En la época de la venta, en 2006, Ramírez recientemente había pasado de ser ministra de defensa a senadora. Su esposo, Álvaro Rincón, dirigía la firma inmobiliaria, pero Ramírez era accionista de la empresa. Por su parte, Acevedo estaba huyendo del proceso de desmovilización de las AUC. Sin embargo, al preguntárseles al respecto, tanto Rincón como Ramírez negaron saber que Acevedo tenía nexos con los paramilitares y el narcotráfico y afirmaron que otra firma tenía la obligación de hacer la debida diligencia sobre el cliente, no ellos.

Tanto Ramírez como Acevedo reaccionaron indignados al reportaje de InSight Crime.
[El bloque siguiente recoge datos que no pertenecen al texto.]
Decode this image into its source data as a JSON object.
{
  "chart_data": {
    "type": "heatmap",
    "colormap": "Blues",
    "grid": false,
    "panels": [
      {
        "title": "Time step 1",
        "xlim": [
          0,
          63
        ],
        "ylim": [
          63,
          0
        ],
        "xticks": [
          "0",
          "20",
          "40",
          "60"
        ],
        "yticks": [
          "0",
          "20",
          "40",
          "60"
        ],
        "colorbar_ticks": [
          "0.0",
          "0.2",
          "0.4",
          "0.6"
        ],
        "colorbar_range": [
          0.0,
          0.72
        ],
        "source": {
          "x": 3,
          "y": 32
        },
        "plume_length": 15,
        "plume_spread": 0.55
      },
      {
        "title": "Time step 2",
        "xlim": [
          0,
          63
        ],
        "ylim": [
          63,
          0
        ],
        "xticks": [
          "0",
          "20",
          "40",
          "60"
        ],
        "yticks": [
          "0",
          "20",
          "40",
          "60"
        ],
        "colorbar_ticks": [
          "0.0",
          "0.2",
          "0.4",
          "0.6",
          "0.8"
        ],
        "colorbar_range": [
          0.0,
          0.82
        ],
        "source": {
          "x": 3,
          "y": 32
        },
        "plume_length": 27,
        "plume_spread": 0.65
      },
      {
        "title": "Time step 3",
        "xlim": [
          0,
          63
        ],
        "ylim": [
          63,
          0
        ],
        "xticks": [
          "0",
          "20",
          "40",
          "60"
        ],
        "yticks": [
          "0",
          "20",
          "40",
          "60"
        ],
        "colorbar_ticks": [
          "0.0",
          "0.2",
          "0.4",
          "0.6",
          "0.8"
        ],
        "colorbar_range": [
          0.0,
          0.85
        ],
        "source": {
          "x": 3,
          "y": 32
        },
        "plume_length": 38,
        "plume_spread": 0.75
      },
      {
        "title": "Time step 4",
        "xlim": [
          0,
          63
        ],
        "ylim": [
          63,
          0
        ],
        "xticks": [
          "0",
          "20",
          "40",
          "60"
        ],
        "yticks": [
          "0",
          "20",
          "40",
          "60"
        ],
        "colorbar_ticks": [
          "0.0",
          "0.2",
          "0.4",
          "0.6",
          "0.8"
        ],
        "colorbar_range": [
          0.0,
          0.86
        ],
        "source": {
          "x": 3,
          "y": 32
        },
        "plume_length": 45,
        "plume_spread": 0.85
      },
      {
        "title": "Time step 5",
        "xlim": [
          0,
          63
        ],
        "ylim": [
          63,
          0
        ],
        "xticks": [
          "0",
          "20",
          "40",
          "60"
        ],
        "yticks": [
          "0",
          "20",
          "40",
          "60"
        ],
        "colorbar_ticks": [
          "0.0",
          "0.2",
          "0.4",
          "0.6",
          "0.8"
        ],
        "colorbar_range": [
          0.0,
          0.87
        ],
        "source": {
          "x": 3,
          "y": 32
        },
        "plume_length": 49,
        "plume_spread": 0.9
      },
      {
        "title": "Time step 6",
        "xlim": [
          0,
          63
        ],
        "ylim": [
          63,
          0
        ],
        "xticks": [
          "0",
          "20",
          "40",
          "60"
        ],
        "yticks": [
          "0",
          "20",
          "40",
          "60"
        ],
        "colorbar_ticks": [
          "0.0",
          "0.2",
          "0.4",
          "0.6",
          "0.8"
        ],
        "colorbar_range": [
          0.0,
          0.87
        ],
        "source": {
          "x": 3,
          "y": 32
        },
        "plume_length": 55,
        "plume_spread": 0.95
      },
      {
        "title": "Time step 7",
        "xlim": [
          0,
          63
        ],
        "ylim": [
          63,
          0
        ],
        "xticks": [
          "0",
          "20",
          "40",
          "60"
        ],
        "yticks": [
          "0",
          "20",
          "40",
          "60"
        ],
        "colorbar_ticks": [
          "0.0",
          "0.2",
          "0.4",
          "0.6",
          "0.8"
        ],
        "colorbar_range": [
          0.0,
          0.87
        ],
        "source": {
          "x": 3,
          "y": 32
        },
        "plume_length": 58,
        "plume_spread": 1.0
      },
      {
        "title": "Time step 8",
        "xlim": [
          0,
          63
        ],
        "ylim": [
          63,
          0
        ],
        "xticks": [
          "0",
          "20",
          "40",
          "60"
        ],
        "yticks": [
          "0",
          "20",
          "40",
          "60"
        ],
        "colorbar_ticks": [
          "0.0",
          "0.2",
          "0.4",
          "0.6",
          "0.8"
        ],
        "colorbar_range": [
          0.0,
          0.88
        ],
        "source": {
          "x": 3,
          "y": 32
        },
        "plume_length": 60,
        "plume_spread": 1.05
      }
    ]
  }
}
Ramírez presentó una demanda penal por difamación contra el codirector de InSight Crime y autor de los reportajes sobre Memo Fantasma, Jeremy McDermott, pero poco después retiró la querella.

Acevedo también interpuso una demanda penal por difamación contra McDermott. No es claro si este caso contra McDermott avanzará, luego de que Acevedo sea imputado formalmente por los delitos que asegura que McDermott le atribuyó falsamente.

Análisis de InSight Crime

Acevedo fue el puente entre dos épocas del narcotráfico en Colombia: la era de los visibles y la de los invisibles. Pablo Escobar encarnó a los visibles, al convertirse no solo en un ostentoso narco y brutal asesino, sino en congresista suplente y filántropo.